From Texas to New York: Why asylum seekers have been driven thousands of miles across US

More than 90,000 migrants have come to New York City since the spring of 2022. Credit: AP

By Will Tullis, ITV News Washington DC Producer

As dawn breaks over New York, weary yet hopeful new arrivals join the queue outside the city's public library building.

For months, hundreds of asylum seekers have come here to seek help from TLC NYC, a charity that gives out clothes, blankets and other basic provisions to those who need them most.

"I've been [in the queue] since just before 6am," Ana - a doctor from Venezuela - tells us.

"I'm worried if I came any later then I wouldn't get any help... I need it for my daughters," she says.

Solidarity for asylum seekers is not in short supply in this city built on immigration, but resources are running thin.

TLC NYC's director Ilze Thielmann told us that people will queue from as early as 4am - five hours before the charity opens its doors - in the hope of getting the provisions and assistance they need to start and survive life in their new city.

"We try to help as many people as possible, but so many are coming...we have to turn people away," Ilze told us.

"It's heartbreaking."

Asylum seekers from countries including Venezuela are coming to New York, with many being driven thousands of miles from the border with Mexico, as Peter Smith reports.

More than 90,000 migrants have come to New York since the spring of 2022, according to the city's mayor, Eric Adams.

Many of those have arrived on buses from Texas and Arizona, conservative states more than 1,000 miles away, that many asylum seekers cross into from Mexico.

In Texas, the buses are part of Governor Greg Abbott's policy of forcing New York Mayor Eric Adams to - as Abbott sees it - put his money where his mouth is.

"Adams talked the talk about being a sanctuary city, welcoming illegal immigrants into the Big Apple with warm hospitality," Governor Abbott said.

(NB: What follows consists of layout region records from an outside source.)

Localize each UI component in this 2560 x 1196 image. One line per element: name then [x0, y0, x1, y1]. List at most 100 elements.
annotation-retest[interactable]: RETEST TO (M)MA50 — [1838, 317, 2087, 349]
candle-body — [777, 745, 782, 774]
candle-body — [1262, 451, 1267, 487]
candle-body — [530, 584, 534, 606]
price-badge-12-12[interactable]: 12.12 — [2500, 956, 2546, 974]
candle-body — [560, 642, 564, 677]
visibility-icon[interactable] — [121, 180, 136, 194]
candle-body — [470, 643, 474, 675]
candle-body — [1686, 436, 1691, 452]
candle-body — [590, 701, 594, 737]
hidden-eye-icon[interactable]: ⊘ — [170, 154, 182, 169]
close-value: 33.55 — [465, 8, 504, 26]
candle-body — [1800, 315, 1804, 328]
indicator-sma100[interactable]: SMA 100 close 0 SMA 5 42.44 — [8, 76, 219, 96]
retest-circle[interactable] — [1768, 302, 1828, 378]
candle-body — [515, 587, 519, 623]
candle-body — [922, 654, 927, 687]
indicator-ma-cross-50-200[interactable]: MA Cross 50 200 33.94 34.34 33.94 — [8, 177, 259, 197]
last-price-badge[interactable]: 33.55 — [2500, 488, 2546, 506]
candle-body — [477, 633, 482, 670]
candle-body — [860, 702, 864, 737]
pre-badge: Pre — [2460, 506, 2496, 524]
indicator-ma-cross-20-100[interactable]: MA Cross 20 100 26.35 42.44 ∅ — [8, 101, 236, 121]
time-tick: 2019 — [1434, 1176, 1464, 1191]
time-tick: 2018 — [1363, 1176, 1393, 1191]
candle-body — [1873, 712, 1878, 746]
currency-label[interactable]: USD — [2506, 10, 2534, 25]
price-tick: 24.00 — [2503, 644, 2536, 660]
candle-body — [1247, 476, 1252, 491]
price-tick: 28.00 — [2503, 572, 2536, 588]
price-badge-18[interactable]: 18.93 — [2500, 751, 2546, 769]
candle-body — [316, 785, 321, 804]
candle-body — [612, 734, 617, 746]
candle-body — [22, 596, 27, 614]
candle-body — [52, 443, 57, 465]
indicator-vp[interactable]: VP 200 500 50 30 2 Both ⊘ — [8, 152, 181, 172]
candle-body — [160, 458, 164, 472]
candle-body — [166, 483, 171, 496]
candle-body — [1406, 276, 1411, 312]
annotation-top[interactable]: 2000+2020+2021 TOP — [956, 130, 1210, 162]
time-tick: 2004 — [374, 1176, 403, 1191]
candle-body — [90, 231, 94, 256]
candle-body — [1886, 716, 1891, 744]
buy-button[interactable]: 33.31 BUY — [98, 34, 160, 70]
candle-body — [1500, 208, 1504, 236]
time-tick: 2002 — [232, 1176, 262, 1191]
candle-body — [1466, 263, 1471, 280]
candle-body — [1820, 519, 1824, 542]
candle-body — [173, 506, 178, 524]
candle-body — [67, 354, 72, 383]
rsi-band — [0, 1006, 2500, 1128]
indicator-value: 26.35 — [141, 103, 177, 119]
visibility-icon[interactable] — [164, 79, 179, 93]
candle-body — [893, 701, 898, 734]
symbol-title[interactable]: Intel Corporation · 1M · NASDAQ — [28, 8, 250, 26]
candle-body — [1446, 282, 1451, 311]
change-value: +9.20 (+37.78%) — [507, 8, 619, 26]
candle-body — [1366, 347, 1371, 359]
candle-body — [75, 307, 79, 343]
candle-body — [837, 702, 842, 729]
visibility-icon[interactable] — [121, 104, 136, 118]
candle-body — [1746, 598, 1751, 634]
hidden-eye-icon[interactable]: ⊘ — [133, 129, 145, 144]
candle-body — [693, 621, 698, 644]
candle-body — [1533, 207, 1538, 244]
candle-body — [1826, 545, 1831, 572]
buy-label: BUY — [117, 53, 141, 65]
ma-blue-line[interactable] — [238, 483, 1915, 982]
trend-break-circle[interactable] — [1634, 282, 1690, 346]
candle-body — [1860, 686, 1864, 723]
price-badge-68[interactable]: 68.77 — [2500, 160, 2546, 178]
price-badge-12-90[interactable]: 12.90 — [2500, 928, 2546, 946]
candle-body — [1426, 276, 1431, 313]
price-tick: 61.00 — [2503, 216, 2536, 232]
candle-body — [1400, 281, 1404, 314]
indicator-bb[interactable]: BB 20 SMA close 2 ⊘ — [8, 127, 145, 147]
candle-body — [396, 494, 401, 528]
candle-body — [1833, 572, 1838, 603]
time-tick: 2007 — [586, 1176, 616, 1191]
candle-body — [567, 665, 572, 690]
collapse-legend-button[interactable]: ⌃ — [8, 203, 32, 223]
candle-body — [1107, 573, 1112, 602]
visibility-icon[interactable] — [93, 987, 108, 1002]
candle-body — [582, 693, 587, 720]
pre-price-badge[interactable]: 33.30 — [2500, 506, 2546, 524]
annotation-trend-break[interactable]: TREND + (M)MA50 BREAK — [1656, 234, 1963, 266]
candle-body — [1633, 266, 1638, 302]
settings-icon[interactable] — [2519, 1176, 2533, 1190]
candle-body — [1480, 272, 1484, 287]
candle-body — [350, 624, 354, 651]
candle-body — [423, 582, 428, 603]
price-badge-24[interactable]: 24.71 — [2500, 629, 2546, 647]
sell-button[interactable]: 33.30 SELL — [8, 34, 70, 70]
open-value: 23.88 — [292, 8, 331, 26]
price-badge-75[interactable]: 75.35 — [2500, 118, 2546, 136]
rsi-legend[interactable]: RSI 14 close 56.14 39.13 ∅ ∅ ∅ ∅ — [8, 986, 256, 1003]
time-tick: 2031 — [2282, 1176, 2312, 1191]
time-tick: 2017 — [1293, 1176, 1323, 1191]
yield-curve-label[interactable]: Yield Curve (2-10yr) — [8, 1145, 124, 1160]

"Talk is cheap. When pressed into fulfilling such ill-considered policies, he wants to condemn anyone who is pressing him to walk the walk," he added.

New York's mayor, Eric Adams, says asylum seekers will cost the city $12 billion (about £9.5 billion). Credit: AP

Back in the queue, we meet one of those who arrived in New York by bus from Texas.

Edinson and his young family came to the US from Venezuela after a perilous journey across land and sea, on foot and even atop the roof of a crowded train. He crossed the Rio Grande from Mexico into Texas, with his son on his shoulders.

After he crossed, he was held in an immigration detention centre for hours, before he was put on a bus to New York.

"I was put on the bus and the journey was 36 hours - a day and a half," he told us.

"There are more and more migrants arriving everyday here from all over the world.

"In my hotel there are Venezuelans, Salvadorans, even Chinese and Albanian asylum seekers."

Edinson (pictured) crossed the Rio Bravo into the US with his son on his shoulders. He was then taken by bus from Texas to New York. Credit: ITV News

More than 670,000 asylum seekers have entered the US, according to Syracuse University's Transactional Records Access Clearinghouse (TRAC). 

New York is the favoured destination for those who cross into the country. One of the reasons for this is that it is the only city in the United states that has a "right to shelter" law. Under the law, New York City has an obligation to feed and shelter all those who need them.

But the city is now trying to roll back the right to shelter. This week, city officials calculated the increase in asylum seeker arrivals will cost New York $12bn (about £9.5bn).

City officials have even debated controversial new plans for a "tent city" for migrants in Central Park, with capacity for 95,000 people.

Mayor Adams - the self-described "Biden of Brooklyn" - this week revealed he hasn't yet spoken to US president Joe Biden about this. On Thursday, Biden asked Congress to approve $3.9 billion funds for border security, including migrant processing.

Former president Donald Trump - the man who infamously promised to "build a wall" on the border with Mexico - this week used a rally to promise all necessary state, local, federal, and military resources would be used to carrying out "the largest domestic deportation operation in American history", if he is re-elected in 2024.

Migration issues will certainly make plenty of headlines as the US heads into an election year.

As part of that, asylum seekers have been caught in a political crossfire, in a country of immigrants that has an ever-complicated relationship with immigration.